Récusation du Fonctionnaire enquêteur et prescription de l'action pénale
Aux termes d'un jugement du 2 mars 2021 (SK.2020.48; consultable à l'adresse: http://Lawsearch Cache (weblaw.ch), la Cour des affaires pénales du Tribunal pénal fédéral (TPF) a été amenée à traiter de la question de la prescription de l'action pénale, survenue à la suite d'une procédure de récusation d'un Fonctionnaire enquêteur du Département fédéral des finances (DFF). L'affaire concerne une possible violation de l'obligation de communiquer selon l'art. 37 LBA, mais les considérants du TPF relatifs à la prescription ont vocation à s'appliquer à toute procédure pénale administrative.
Aux termes de son jugement du 2 mars 2021, le TPF a constaté que l'infraction reprochée au prévenu était prescrite et par conséquent prononcé le classement de la procédure.
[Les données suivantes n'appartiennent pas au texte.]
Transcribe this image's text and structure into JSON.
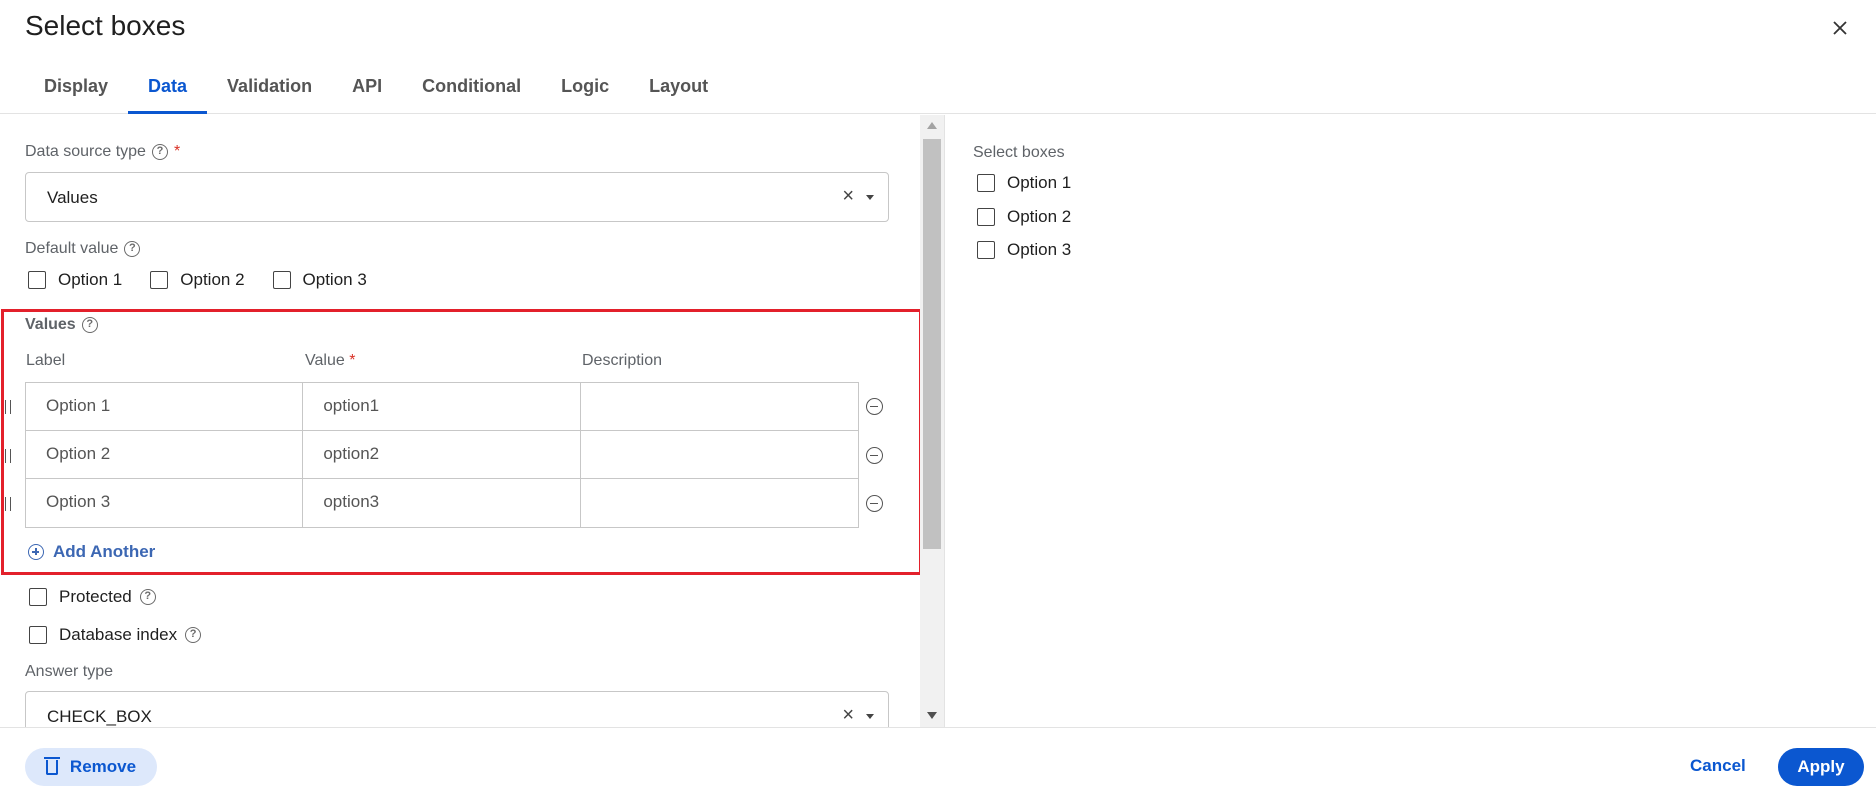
{
  "dialog": {
    "title": "Select boxes"
  },
  "tabs": [
    {
      "label": "Display"
    },
    {
      "label": "Data",
      "active": true
    },
    {
      "label": "Validation"
    },
    {
      "label": "API"
    },
    {
      "label": "Conditional"
    },
    {
      "label": "Logic"
    },
    {
      "label": "Layout"
    }
  ],
  "data_source": {
    "label": "Data source type",
    "required_mark": "*",
    "value": "Values",
    "clear_glyph": "×"
  },
  "default_value": {
    "label": "Default value",
    "options": [
      {
        "label": "Option 1"
      },
      {
        "label": "Option 2"
      },
      {
        "label": "Option 3"
      }
    ]
  },
  "values": {
    "title": "Values",
    "columns": {
      "label": "Label",
      "value": "Value",
      "value_required": "*",
      "description": "Description"
    },
    "rows": [
      {
        "label": "Option 1",
        "value": "option1",
        "description": ""
      },
      {
        "label": "Option 2",
        "value": "option2",
        "description": ""
      },
      {
        "label": "Option 3",
        "value": "option3",
        "description": ""
      }
    ],
    "add_label": "Add Another"
  },
  "protected": {
    "label": "Protected"
  },
  "database_index": {
    "label": "Database index"
  },
  "answer_type": {
    "label": "Answer type",
    "value": "CHECK_BOX",
    "clear_glyph": "×"
  },
  "preview": {
    "title": "Select boxes",
    "options": [
      {
        "label": "Option 1"
      },
      {
        "label": "Option 2"
      },
      {
        "label": "Option 3"
      }
    ]
  },
  "footer": {
    "remove_label": "Remove",
    "cancel_label": "Cancel",
    "apply_label": "Apply"
  },
  "icons": {
    "close": "close-icon",
    "help": "help-icon",
    "remove_row": "minus-circle-icon",
    "add": "plus-circle-icon",
    "trash": "trash-icon",
    "drag": "drag-handle-icon"
  },
  "colors": {
    "accent": "#0b57d0",
    "highlight_border": "#e3202b",
    "required": "#d93025"
  }
}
A noter que le jugement ici signalé n'est pas encore définitif, puisqu'il a été porté par le DFF auprès de la Cour d'appel du TPF, transmis récemment à la Cour des plaintes du TPF pour raison de compétence (CA.2021.6).
En substance, les faits pertinents sont les suivants:
- A la suite d'une dénonciation émanant d'investisseurs lésés, le DFF a ouvert une procédure pénale administrative en juin 2016 pour violation présumée de l'obligation de communiquer des soupçons de blanchiment d'argent (art. 37 al. 1 LBA) commise de septembre 2010 à mars/avril 2012.
- Dans le cadre de l'instruction, le prévenu avait sollicité auprès du DFF, par courriers des 10 et 17 janvier 2019, la récusation du Fonctionnaire enquêteur en charge de l'affaire, au motif que celui-ci s'était rendu à la FINMA pour consulter des pièces qui figuraient aussi dans le dossier de la procédure pénale administrative mais qui avaient été placées sous scellés.
- La demande de récusation n'ayant pas été admise par le DFF, celui-ci a rendu un mandat de répression en février 2019 puis, sur opposition du prévenu, un prononcé pénal en mars 2019.
- Par décision du 15 avril 2019, le TPF a récusé le Fonctionnaire enquêteur en charge de l'instruction. Tous les actes officiels auxquels l'agent récusé avait participé ont été annulés (art. 60 al. 1 CPP), en particulier le procès-verbal final (art. 61 DPA), le mandat de répression (art. 64 DPA) et le prononcé pénal du DFF (art. 70 DPA).
- Le DFF a alors été obligé de réémettre ses décisions, pour finalement rendre un nouveau prononcé pénal le 16 septembre 2020, déclarant le prévenu coupable de violation de l'obligation de communiquer des soupçons au MROS pour la période du 4 septembre 2010 au 4 avril 2012.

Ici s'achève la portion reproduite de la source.